According to Michelle Bachelet and Zainab Salbi, rape is not part of a third world or first world, it is everywhere and it is a problem for everyone but it is of course much more extreme in countries like Sierra Leone. Salbi says that it is not yet fundamental in the minds of many men that they do not have the right in any way to touch a woman or a girl or speak to her derogatorily. This all comes back to the way that women are viewed, what their worth is. But women should never be assigned worth because human beings cannot be attached to a number; the value is not numerical is always the same, man or woman, regardless of age
I was astonished that as early as toddlers, age two or three, these little girls will be sold to brothels in Cambodia. What surprises me most and perhaps one of the biggest differences between countries like Sierra Leone and Cambodia is the way the parents treat their children and the lack of respect. In the United States, for the most part, parents try to protect their children and teach their girls how to be safe.

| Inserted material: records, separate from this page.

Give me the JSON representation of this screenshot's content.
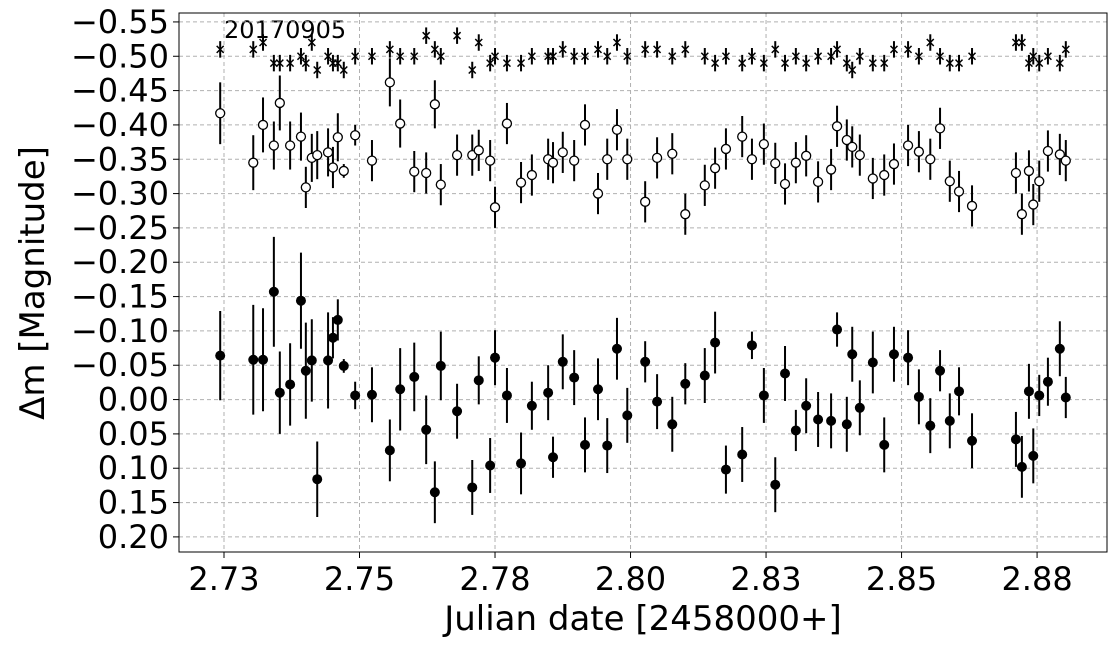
{
  "chart_data": {
    "type": "scatter",
    "annotation": "20170905",
    "x_label": "Julian date [2458000+]",
    "y_label": "Δm [Magnitude]",
    "xlim": [
      2.7167,
      2.8879
    ],
    "ylim": [
      -0.563,
      0.222
    ],
    "y_inverted": true,
    "grid": true,
    "xticks": [
      {
        "value": 2.725,
        "label": "2.73"
      },
      {
        "value": 2.75,
        "label": "2.75"
      },
      {
        "value": 2.775,
        "label": "2.78"
      },
      {
        "value": 2.8,
        "label": "2.80"
      },
      {
        "value": 2.825,
        "label": "2.83"
      },
      {
        "value": 2.85,
        "label": "2.85"
      },
      {
        "value": 2.875,
        "label": "2.88"
      }
    ],
    "yticks": [
      {
        "value": -0.55,
        "label": "−0.55"
      },
      {
        "value": -0.5,
        "label": "−0.50"
      },
      {
        "value": -0.45,
        "label": "−0.45"
      },
      {
        "value": -0.4,
        "label": "−0.40"
      },
      {
        "value": -0.35,
        "label": "−0.35"
      },
      {
        "value": -0.3,
        "label": "−0.30"
      },
      {
        "value": -0.25,
        "label": "−0.25"
      },
      {
        "value": -0.2,
        "label": "−0.20"
      },
      {
        "value": -0.15,
        "label": "−0.15"
      },
      {
        "value": -0.1,
        "label": "−0.10"
      },
      {
        "value": -0.05,
        "label": "−0.05"
      },
      {
        "value": 0,
        "label": "0.00"
      },
      {
        "value": 0.05,
        "label": "0.05"
      },
      {
        "value": 0.1,
        "label": "0.10"
      },
      {
        "value": 0.15,
        "label": "0.15"
      },
      {
        "value": 0.2,
        "label": "0.20"
      }
    ],
    "x": [
      2.7243,
      2.7304,
      2.7322,
      2.7342,
      2.7353,
      2.7372,
      2.7392,
      2.7401,
      2.7412,
      2.7422,
      2.7442,
      2.7451,
      2.746,
      2.7471,
      2.7492,
      2.7523,
      2.7556,
      2.7575,
      2.7601,
      2.7623,
      2.7639,
      2.765,
      2.768,
      2.7708,
      2.772,
      2.7741,
      2.775,
      2.7772,
      2.7798,
      2.7818,
      2.7848,
      2.7857,
      2.7875,
      2.7896,
      2.7916,
      2.794,
      2.7957,
      2.7975,
      2.7994,
      2.8027,
      2.8049,
      2.8077,
      2.8101,
      2.8137,
      2.8156,
      2.8176,
      2.8206,
      2.8224,
      2.8246,
      2.8267,
      2.8285,
      2.8305,
      2.8324,
      2.8346,
      2.837,
      2.8381,
      2.8399,
      2.8409,
      2.8423,
      2.8447,
      2.8468,
      2.8486,
      2.8512,
      2.8532,
      2.8553,
      2.8571,
      2.8589,
      2.8606,
      2.863,
      2.8711,
      2.8722,
      2.8735,
      2.8743,
      2.8754,
      2.877,
      2.8792,
      2.8803
    ],
    "series": [
      {
        "marker": "x",
        "color": "#000000",
        "values": [
          -0.51,
          -0.51,
          -0.52,
          -0.49,
          -0.49,
          -0.49,
          -0.5,
          -0.49,
          -0.52,
          -0.48,
          -0.5,
          -0.49,
          -0.49,
          -0.48,
          -0.5,
          -0.5,
          -0.51,
          -0.5,
          -0.5,
          -0.53,
          -0.51,
          -0.5,
          -0.53,
          -0.48,
          -0.52,
          -0.49,
          -0.5,
          -0.49,
          -0.49,
          -0.5,
          -0.5,
          -0.5,
          -0.51,
          -0.5,
          -0.5,
          -0.51,
          -0.5,
          -0.52,
          -0.5,
          -0.51,
          -0.51,
          -0.5,
          -0.51,
          -0.5,
          -0.49,
          -0.5,
          -0.49,
          -0.5,
          -0.49,
          -0.51,
          -0.49,
          -0.5,
          -0.49,
          -0.5,
          -0.5,
          -0.51,
          -0.49,
          -0.48,
          -0.5,
          -0.49,
          -0.49,
          -0.51,
          -0.51,
          -0.5,
          -0.52,
          -0.5,
          -0.49,
          -0.49,
          -0.5,
          -0.52,
          -0.52,
          -0.49,
          -0.5,
          -0.49,
          -0.5,
          -0.49,
          -0.51
        ],
        "errors": [
          0.012,
          0.012,
          0.012,
          0.012,
          0.012,
          0.012,
          0.012,
          0.012,
          0.012,
          0.012,
          0.012,
          0.012,
          0.012,
          0.012,
          0.012,
          0.012,
          0.012,
          0.012,
          0.012,
          0.012,
          0.012,
          0.012,
          0.012,
          0.012,
          0.012,
          0.012,
          0.012,
          0.012,
          0.012,
          0.012,
          0.012,
          0.012,
          0.012,
          0.012,
          0.012,
          0.012,
          0.012,
          0.012,
          0.012,
          0.012,
          0.012,
          0.012,
          0.012,
          0.012,
          0.012,
          0.012,
          0.012,
          0.012,
          0.012,
          0.012,
          0.012,
          0.012,
          0.012,
          0.012,
          0.012,
          0.012,
          0.012,
          0.012,
          0.012,
          0.012,
          0.012,
          0.012,
          0.012,
          0.012,
          0.012,
          0.012,
          0.012,
          0.012,
          0.012,
          0.012,
          0.012,
          0.012,
          0.012,
          0.012,
          0.012,
          0.012,
          0.012
        ]
      },
      {
        "marker": "open",
        "color": "#000000",
        "values": [
          -0.417,
          -0.345,
          -0.4,
          -0.37,
          -0.432,
          -0.37,
          -0.383,
          -0.309,
          -0.352,
          -0.356,
          -0.36,
          -0.338,
          -0.382,
          -0.333,
          -0.385,
          -0.348,
          -0.462,
          -0.402,
          -0.332,
          -0.33,
          -0.43,
          -0.313,
          -0.356,
          -0.356,
          -0.363,
          -0.348,
          -0.28,
          -0.402,
          -0.316,
          -0.327,
          -0.35,
          -0.345,
          -0.36,
          -0.348,
          -0.4,
          -0.3,
          -0.35,
          -0.393,
          -0.35,
          -0.288,
          -0.352,
          -0.358,
          -0.27,
          -0.312,
          -0.337,
          -0.365,
          -0.383,
          -0.35,
          -0.372,
          -0.344,
          -0.314,
          -0.345,
          -0.355,
          -0.317,
          -0.335,
          -0.398,
          -0.378,
          -0.368,
          -0.356,
          -0.322,
          -0.327,
          -0.343,
          -0.37,
          -0.361,
          -0.35,
          -0.395,
          -0.318,
          -0.303,
          -0.282,
          -0.33,
          -0.27,
          -0.333,
          -0.284,
          -0.318,
          -0.362,
          -0.357,
          -0.348
        ],
        "errors": [
          0.045,
          0.04,
          0.04,
          0.035,
          0.04,
          0.035,
          0.035,
          0.03,
          0.035,
          0.035,
          0.035,
          0.03,
          0.035,
          0.01,
          0.015,
          0.03,
          0.035,
          0.035,
          0.03,
          0.03,
          0.035,
          0.03,
          0.03,
          0.03,
          0.03,
          0.03,
          0.03,
          0.03,
          0.03,
          0.03,
          0.03,
          0.03,
          0.03,
          0.03,
          0.03,
          0.03,
          0.03,
          0.03,
          0.03,
          0.03,
          0.03,
          0.03,
          0.03,
          0.03,
          0.03,
          0.03,
          0.03,
          0.03,
          0.03,
          0.03,
          0.03,
          0.03,
          0.03,
          0.03,
          0.03,
          0.03,
          0.03,
          0.03,
          0.03,
          0.03,
          0.03,
          0.03,
          0.03,
          0.03,
          0.03,
          0.03,
          0.03,
          0.03,
          0.03,
          0.03,
          0.03,
          0.03,
          0.03,
          0.03,
          0.03,
          0.03,
          0.03
        ]
      },
      {
        "marker": "filled",
        "color": "#000000",
        "values": [
          -0.064,
          -0.058,
          -0.058,
          -0.157,
          -0.01,
          -0.022,
          -0.144,
          -0.042,
          -0.057,
          0.116,
          -0.057,
          -0.09,
          -0.116,
          -0.049,
          -0.006,
          -0.007,
          0.074,
          -0.015,
          -0.033,
          0.044,
          0.135,
          -0.049,
          0.017,
          0.128,
          -0.028,
          0.096,
          -0.061,
          -0.006,
          0.093,
          0.009,
          -0.01,
          0.084,
          -0.055,
          -0.032,
          0.066,
          -0.015,
          0.067,
          -0.074,
          0.023,
          -0.055,
          0.003,
          0.036,
          -0.023,
          -0.035,
          -0.083,
          0.102,
          0.08,
          -0.079,
          -0.006,
          0.124,
          -0.038,
          0.045,
          0.009,
          0.029,
          0.031,
          -0.102,
          0.036,
          -0.066,
          0.012,
          -0.054,
          0.066,
          -0.066,
          -0.061,
          -0.004,
          0.038,
          -0.042,
          0.031,
          -0.012,
          0.06,
          0.058,
          0.098,
          -0.012,
          0.082,
          -0.006,
          -0.026,
          -0.074,
          -0.003
        ],
        "errors": [
          0.065,
          0.08,
          0.075,
          0.08,
          0.06,
          0.06,
          0.07,
          0.07,
          0.06,
          0.055,
          0.07,
          0.03,
          0.03,
          0.01,
          0.02,
          0.04,
          0.045,
          0.06,
          0.05,
          0.05,
          0.045,
          0.05,
          0.04,
          0.04,
          0.035,
          0.04,
          0.04,
          0.04,
          0.045,
          0.035,
          0.04,
          0.03,
          0.04,
          0.04,
          0.04,
          0.045,
          0.04,
          0.045,
          0.04,
          0.03,
          0.04,
          0.04,
          0.03,
          0.04,
          0.045,
          0.035,
          0.04,
          0.02,
          0.04,
          0.04,
          0.04,
          0.03,
          0.04,
          0.04,
          0.04,
          0.025,
          0.04,
          0.04,
          0.04,
          0.045,
          0.04,
          0.04,
          0.04,
          0.04,
          0.04,
          0.03,
          0.04,
          0.035,
          0.04,
          0.04,
          0.045,
          0.04,
          0.04,
          0.03,
          0.035,
          0.04,
          0.03
        ]
      }
    ]
  }
}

I identify most with Meg Ryan because she describes this situation as “unspeakably cruel.” That’s the best way to describe my view of this. I cannot identify with any of the girls so much because they are all much braver than I am. They see life in such a different way than I do and that has been eye-opening for me much like it was for Meg Ryan. She talks about the community that Somaly has created and how it starts off as a community of pain but is healing because these girls can find family and love and compassion in each other. Somaly provides mental health care to these girls by helping them to talk about their stories and creating songs to express what they have been through. She creates this environment in this village so that these girls can be children and play but also encourages them to share their stories. Somaly provides a level of care that no social worker, no mental health professional can ever compare to because Somaly knows from experience how these girls can be tricked like she was, or betrayed by family.
Nick talks about the voicelessness of these girls and taboo associated with this culture in countries like Cambodia. Melanne Verveer says that “we need heat at the top and heat at the bottom.” She talks about how everyone needs to do more, on a governmental level, on a community level and on a parental level, everyone has to do more. Parents need to learn the worth of their girls and girls need to learn their own worth. Finally, Somaly says that everyone wants to help but people want to do too much and they end up doing nothing or people don’t know where to start. I have fallen into that latter category for a long time. I have always been curious about Doctors Without Borders but I am quite a few years, a few degrees and a lot of experience away from being eligible to help through a program like that and so I have been waiting for my opportunity to help. Through my minor I want to escape that category of wanting to help but not knowing where to start and I want to do something, even if it is small. Part of the Global Public Health Minor require a month or two months stay abroad. This will quite obviously be a very different experience than my current abroad experience and I will be searching for the spark to the difference I can make.
In my lifetime my goal is to become a doctor. I want to be able to help not only rape victims but all people whose lives I can change with a medical interference. Areas of the world like Sierra Leone and Cambodia lack medical professionals and that is something that I hope one day I can change, one doctor at a time.